Lurigedan was hardly "on his own doorstep," and Mr. Quinn himself only knew of it because he had once, very breathlessly, climbed to its summit, but an Irish hill was of more consequence to him than the highest mountain in the world; and so he descended upon the master of the school, a dreepy individual with a tendency to lament the errors of Rome, and damned him from tip to toe so effectually that the alarmed pedagogue gladly consented to the immediate termination of Henry's career at his establishment. Thereafter, Henry was educated in England, for Mr. Quinn did not propose to sacrifice efficiency to patriotism.
"An' if you come back talkin' like a damned Cockney," he said to his son as he bade good-bye to him, "I'll cut the legs off you!"
When Henry came home in the holidays, Mr. Quinn would spend hours in testing his tongue.
"Sound your rs," he would say repeatedly, because he regarded one's ability to say the letter r as a test of a man's control of the English language. "If you were to listen to an Englishman talkin' on the telephone, you'd hear him yelpin' 'Ah yoh thah?' just like a big buck nigger, 'til you'd be sick o' listenin' to him! Say, 'Are you there?', Henry son!"
And Henry would say "Are you there, father?" very gravely.
"That's right," the old man would exclaim, listening with delight to the rolling rs. "Always sound your rs whatever you do. I'll not own you if you come home sayin,'Ah yoh thah?' when you mean 'Are you there?' Do you mind me, now?"
"Yes, father."
"Well, be heedin' me, then! Now, how are you on the hs. Are you as steady on them as you were when you were home before?"
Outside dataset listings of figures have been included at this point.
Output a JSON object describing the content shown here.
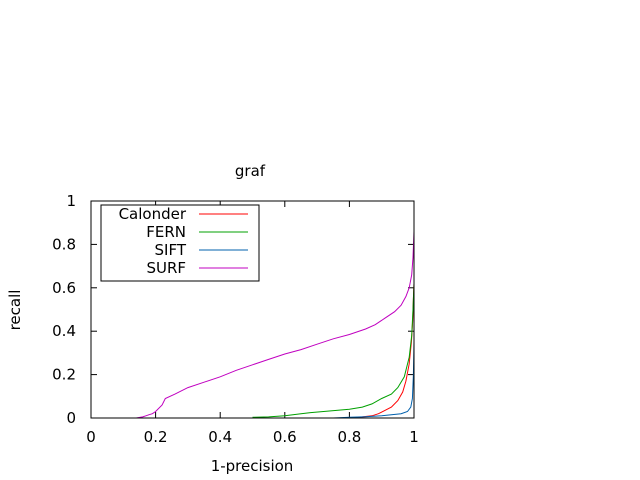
{
  "chart_data": {
    "type": "line",
    "title": "graf",
    "xlabel": "1-precision",
    "ylabel": "recall",
    "xlim": [
      0,
      1
    ],
    "ylim": [
      0,
      1
    ],
    "x_ticks": [
      "0",
      "0.2",
      "0.4",
      "0.6",
      "0.8",
      "1"
    ],
    "y_ticks": [
      "0",
      "0.2",
      "0.4",
      "0.6",
      "0.8",
      "1"
    ],
    "grid": false,
    "legend_position": "top-left",
    "series": [
      {
        "name": "Calonder",
        "color": "#ff0000",
        "x": [
          0.8,
          0.84,
          0.87,
          0.89,
          0.91,
          0.93,
          0.95,
          0.965,
          0.975,
          0.985,
          0.992,
          0.996,
          0.998,
          1.0
        ],
        "y": [
          0.0,
          0.005,
          0.01,
          0.02,
          0.035,
          0.05,
          0.08,
          0.12,
          0.17,
          0.25,
          0.35,
          0.45,
          0.55,
          0.62
        ]
      },
      {
        "name": "FERN",
        "color": "#00a000",
        "x": [
          0.5,
          0.55,
          0.6,
          0.65,
          0.68,
          0.72,
          0.76,
          0.8,
          0.84,
          0.87,
          0.9,
          0.93,
          0.95,
          0.97,
          0.985,
          0.993,
          0.997,
          1.0
        ],
        "y": [
          0.003,
          0.005,
          0.01,
          0.02,
          0.025,
          0.03,
          0.035,
          0.04,
          0.05,
          0.065,
          0.09,
          0.11,
          0.14,
          0.19,
          0.28,
          0.38,
          0.5,
          0.62
        ]
      },
      {
        "name": "SIFT",
        "color": "#0060ad",
        "x": [
          0.75,
          0.8,
          0.85,
          0.9,
          0.93,
          0.96,
          0.98,
          0.99,
          0.995,
          0.998,
          1.0
        ],
        "y": [
          0.0,
          0.003,
          0.006,
          0.01,
          0.015,
          0.02,
          0.03,
          0.05,
          0.09,
          0.2,
          0.35
        ]
      },
      {
        "name": "SURF",
        "color": "#c000c0",
        "x": [
          0.14,
          0.16,
          0.17,
          0.18,
          0.19,
          0.2,
          0.22,
          0.23,
          0.26,
          0.3,
          0.35,
          0.4,
          0.45,
          0.5,
          0.55,
          0.6,
          0.65,
          0.7,
          0.75,
          0.8,
          0.85,
          0.88,
          0.91,
          0.94,
          0.96,
          0.975,
          0.985,
          0.993,
          0.997,
          1.0
        ],
        "y": [
          0.0,
          0.005,
          0.01,
          0.015,
          0.02,
          0.03,
          0.06,
          0.09,
          0.11,
          0.14,
          0.165,
          0.19,
          0.22,
          0.245,
          0.27,
          0.295,
          0.315,
          0.34,
          0.365,
          0.385,
          0.41,
          0.43,
          0.46,
          0.49,
          0.52,
          0.56,
          0.6,
          0.66,
          0.74,
          0.86
        ]
      }
    ]
  }
}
Then Henry would protest. "But, father," he would say, "they don't all drop their hs. It's only the common ones that drop them!...
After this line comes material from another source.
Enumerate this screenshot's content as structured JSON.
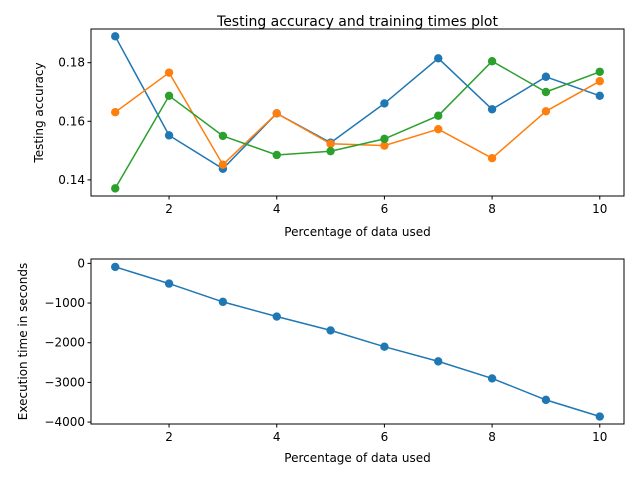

"They're all common, Henry ... the whole lot, common as dirt!" Mr. Quinn retorted once to that, and then began to tell his son how the English people had lost the habits and instincts of gentlemen in the eighteenth century ... "where Ireland still is, my son!" ... and had become money-grubbers. "The English," he said, lying back in his chair and delivering his sentences as if he were a monarch pronouncing decrees, "ceased to be gentlemen on the day that Hargreaves invented the spinnin'-jenny, and landlords gave way to mill-owners."